Federal Financial Aid at UC
- UC students receive approximately $1.6 billion in federal aid, including Pell Grants, other grants and fellowships, work-study and student loans.
- Federal Work-Study (FWS), a partnership between the federal government and UC campuses, provided more than 13,000 UC students with approximately $26 million in FWS funds in AY 2015-16.
- Federal Supplemental Educational Opportunity Grants (SEOG) offer additional funding for low-income students beyond what Pell Grants provide, and are accessible to students with the highest financial need. In AY 2015-16, more than 15,000 UC students received approximately $11.8 million in SEOG.

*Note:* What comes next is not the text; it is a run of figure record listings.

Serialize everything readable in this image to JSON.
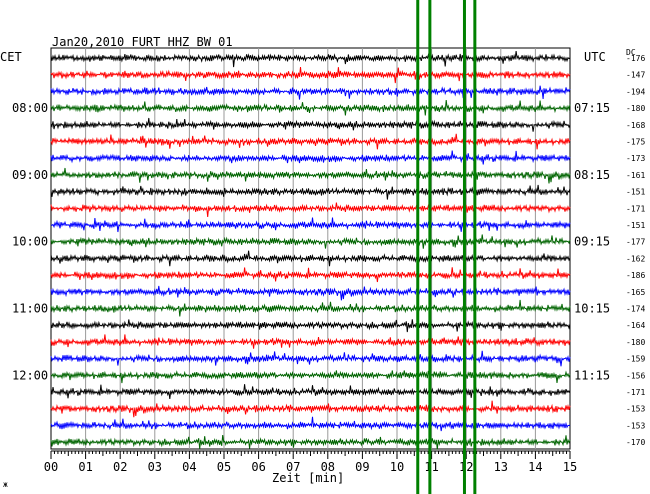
{
  "header": {
    "station": "Jan20,2010  FURT HHZ BW 01",
    "left_tz": "CET",
    "right_tz": "UTC",
    "dc_label": "DC"
  },
  "footer": {
    "xlabel": "Zeit [min]",
    "corner_mark": "ж"
  },
  "chart_data": {
    "type": "line",
    "title": "Jan20,2010  FURT HHZ BW 01",
    "xlabel": "Zeit [min]",
    "xlim": [
      0,
      15
    ],
    "x_ticks": [
      "00",
      "01",
      "02",
      "03",
      "04",
      "05",
      "06",
      "07",
      "08",
      "09",
      "10",
      "11",
      "12",
      "13",
      "14",
      "15"
    ],
    "trace_count": 24,
    "trace_colors": [
      "#000000",
      "#ff0000",
      "#0000ff",
      "#006400"
    ],
    "left_time_labels": [
      "08:00",
      "09:00",
      "10:00",
      "11:00",
      "12:00"
    ],
    "right_time_labels": [
      "07:15",
      "08:15",
      "09:15",
      "10:15",
      "11:15"
    ],
    "time_label_traces": [
      3,
      7,
      11,
      15,
      19
    ],
    "dc_offsets": [
      -176,
      -147,
      -194,
      -180,
      -168,
      -175,
      -173,
      -161,
      -151,
      -171,
      -151,
      -177,
      -162,
      -186,
      -165,
      -174,
      -164,
      -180,
      -159,
      -156,
      -171,
      -153,
      -153,
      -170
    ],
    "event_lines_min": [
      10.6,
      10.95,
      11.95,
      12.25
    ],
    "event_line_color": "#008000"
  }
}
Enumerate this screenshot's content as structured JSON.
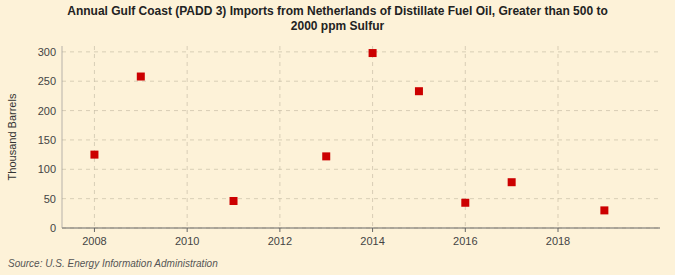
{
  "chart_data": {
    "type": "scatter",
    "title": "Annual Gulf Coast (PADD 3) Imports from Netherlands of Distillate Fuel Oil, Greater than 500 to\n2000 ppm Sulfur",
    "ylabel": "Thousand Barrels",
    "annotations": [
      "Source: U.S. Energy Information Administration"
    ],
    "x": [
      2008,
      2009,
      2011,
      2013,
      2014,
      2015,
      2016,
      2017,
      2019
    ],
    "values": [
      125,
      258,
      46,
      122,
      298,
      233,
      43,
      78,
      30
    ],
    "xlim": [
      2007.3,
      2020.2
    ],
    "ylim": [
      0,
      310
    ],
    "xticks": [
      2008,
      2010,
      2012,
      2014,
      2016,
      2018
    ],
    "yticks": [
      0,
      50,
      100,
      150,
      200,
      250,
      300
    ],
    "color": "#cc0000",
    "marker": "square",
    "grid": true
  }
}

- Year-round Pell Grants, which were reinstated starting in the 2017-18 academic year, allow low-income students to accelerate their time to degree completion, while potentially reducing their overall educational costs. In 2011, when year-round Pell Grants were last available, more than 13,500 UC students received over $18 million in additional aid to cover their summer session.
- With aid from the federal government, combined with California state grants for students and UC’s institutional aid, 57 percent of UC’s California undergraduates have their tuition covered.
Federal Investment in UC Yield Results
- The University of California educates more low-income and first-generation college students than any other top caliber research university.
- UC Pell Grant recipients have comparable graduation rates to non-Pell Grant recipients, within five years of graduation, and the majority of these students go on to earn more than their families.
- 47 percent of UC graduates complete their undergraduate education with no loan debt; of those who do borrow, the average loan debt is $20,900, compared with $30,100 nationally.
- UC serves as a catalyst for economic mobility—within two to 10 years of graduation, the average freshman undergraduate student sees their earnings double.
Federal Support Helps UC Student Success
- UC students, particularly those from underserved communities, benefit from federal outreach programs such as TRIO and GEAR UP that help prepare them for college and assist them with the transition from high school to university. These programs aim to encourage youth from disadvantaged backgrounds who graduate high school to pursue higher education.
- Through the Teacher Quality Partnerships competitive grant program, and its own teacher preparation programs, UC increases the number and improves the preparation of high- quality K-12 teachers, and contributes professional development and educational resources for educators across California.
- The Institute of Education Science (IES) provides valuable resources to stakeholders across the education continuum, including evaluation of implemented federal policies from pre-K through post-graduate study, and serves as a nonpartisan evaluator of program success. In federal Fiscal Year 2016, UC researchers successfully competed for more than $8 million in IES funds.